Muography as such is not a new technology. It uses cosmic muons – particles generated in the Earth’s atmosphere when cosmic rays enter it – to “X-ray” large objects that you can’t study any other way without destroying them. Scientists record the number of muons that enter a detector after having passed through this object to analyse the density distribution and thus look for internal structures or gaps. The very first object to be studied that way in the 1970s was a pyramid. A few more pyramids have been “muographed” since to look for hidden chambers. And it’s not only archaeology that can benefit from this technology but also other sciences, for example geology: another large area of study are volcanoes.

A new French-funded project will make the first multi-disciplinary all-round study of a volcano, including a muon detector based on technology developed under CALICE (CAlorimeters for LInear Collider Experiments) that will record its inner structure. The location is on one of the Aeolian Islands off Sicily in Italy called Vulcano. Topographical, geological, satellite and seismic data will be combined with information about gravity, temperature, gas mixture and of course muography to create a case study that will probably some day be applied to understand and predict the behaviour of all similar volcanos.

This vulcano will be the object of the first multi-disciplinary study, also including muography. Image: Cristina Carloganu

This vulcano will be the object of the first multi-disciplinary study, also including muography. Image: Cristina Carloganu

The leader of the muography part of this exhibition is Cristina Carloganu from the IN2P3-Laboratoire de Physique LPC in Clermont-Ferrand, France. Carloganu did her PhD at the ANTARES neutrino detector (which studies muons caused by neutrinos), has worked on the LHCb experiment at CERN and helped develop the different calorimeter types for CALICE under AIDA. When she heard about muographic studies of volcanoes in Japan and the technology used for them, she thought that the RPCs she had been working on could probably improve the resolution of future studies of this kind.
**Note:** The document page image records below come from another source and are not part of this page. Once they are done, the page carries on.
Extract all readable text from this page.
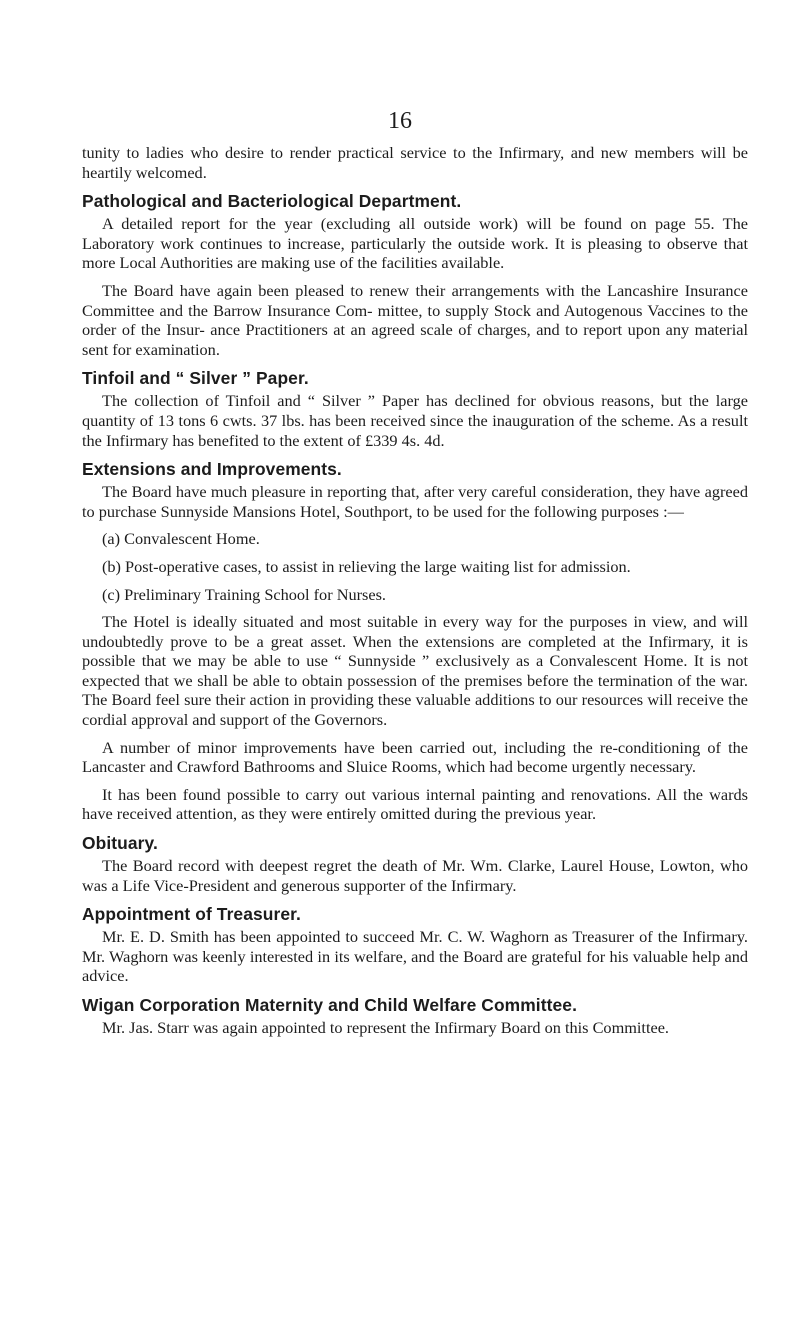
16

tunity to ladies who desire to render practical service to the Infirmary, and new members will be heartily welcomed.

Pathological and Bacteriological Department.

A detailed report for the year (excluding all outside work) will be found on page 55. The Laboratory work continues to increase, particularly the outside work. It is pleasing to observe that more Local Authorities are making use of the facilities available.

The Board have again been pleased to renew their arrangements with the Lancashire Insurance Committee and the Barrow Insurance Com- mittee, to supply Stock and Autogenous Vaccines to the order of the Insur- ance Practitioners at an agreed scale of charges, and to report upon any material sent for examination.

Tinfoil and “ Silver ” Paper.

The collection of Tinfoil and “ Silver ” Paper has declined for obvious reasons, but the large quantity of 13 tons 6 cwts. 37 lbs. has been received since the inauguration of the scheme. As a result the Infirmary has benefited to the extent of £339 4s. 4d.

Extensions and Improvements.

The Board have much pleasure in reporting that, after very careful consideration, they have agreed to purchase Sunnyside Mansions Hotel, Southport, to be used for the following purposes :—

(a) Convalescent Home.

(b) Post-operative cases, to assist in relieving the large waiting list for admission.

(c) Preliminary Training School for Nurses.

The Hotel is ideally situated and most suitable in every way for the purposes in view, and will undoubtedly prove to be a great asset. When the extensions are completed at the Infirmary, it is possible that we may be able to use “ Sunnyside ” exclusively as a Convalescent Home. It is not expected that we shall be able to obtain possession of the premises before the termination of the war. The Board feel sure their action in providing these valuable additions to our resources will receive the cordial approval and support of the Governors.

A number of minor improvements have been carried out, including the re-conditioning of the Lancaster and Crawford Bathrooms and Sluice Rooms, which had become urgently necessary.

It has been found possible to carry out various internal painting and renovations. All the wards have received attention, as they were entirely omitted during the previous year.

Obituary.

The Board record with deepest regret the death of Mr. Wm. Clarke, Laurel House, Lowton, who was a Life Vice-President and generous supporter of the Infirmary.

Appointment of Treasurer.

Mr. E. D. Smith has been appointed to succeed Mr. C. W. Waghorn as Treasurer of the Infirmary. Mr. Waghorn was keenly interested in its welfare, and the Board are grateful for his valuable help and advice.

Wigan Corporation Maternity and Child Welfare Committee.

Mr. Jas. Starr was again appointed to represent the Infirmary Board on this Committee.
Re-using gas RPC chambers built in Lyon for CALICE and building new ones she “X-rayed” her first (extinct) volcano, the Puy-de-Dome in central France, as part of the “TOMUVOL” experiment. “It was the first muographic study of a volcano thicker than a kilometer,” she recounts.

The new project is taking volcano muography to a new level. First of all Vulcano is an active, hydrothermal system. “That means that there is lots of movements of fluids inside the mountain,” Carloganu explains. “The status of the volcano depends on the path of these fluids and how it opens and closes. Our detector will help make this visible.” Secondly, the detector is out in the wild, without gas or electricity supply and potentially exposed to storms, lightning and cable-hungry animals.

The solution to these problems, housing a self-sustained detector in a container, might eventually feed back into how detectors in high-energy physics are built and run. One of the improvements that is coming out of this study of Vulcano is a much lower gas consumption and gas tightness of the RPCs, which is an important factor for LHC experiments as well.

RPC technology was also used for a Mars study (where the Utah desert plays Mars). Image: UCL to Mars

RPC technology was also used for a Mars study (where the Utah desert plays Mars). Image: UCL to Mars

The same practical problems are being addressed by Andrea Giammanco from the Centre for Cosmology, Particle Physics and Phenomenology in Louvain-la-Neuve, Belgium. He is working on a small-area rather than a large-area detector . He and his team have developed a prototype of a portable, battery-driven small-area detector with very high resolution and very low power consumption and no gas leakage to also study archaeological or geological phenomena “in the wild.” The prototype has even taken part in a Mars study project in the Utah desert. The whole detector is based on RPC studies for the CMS experiment at the LHC and might soon go into serial production with a bit of luck and funding from industry.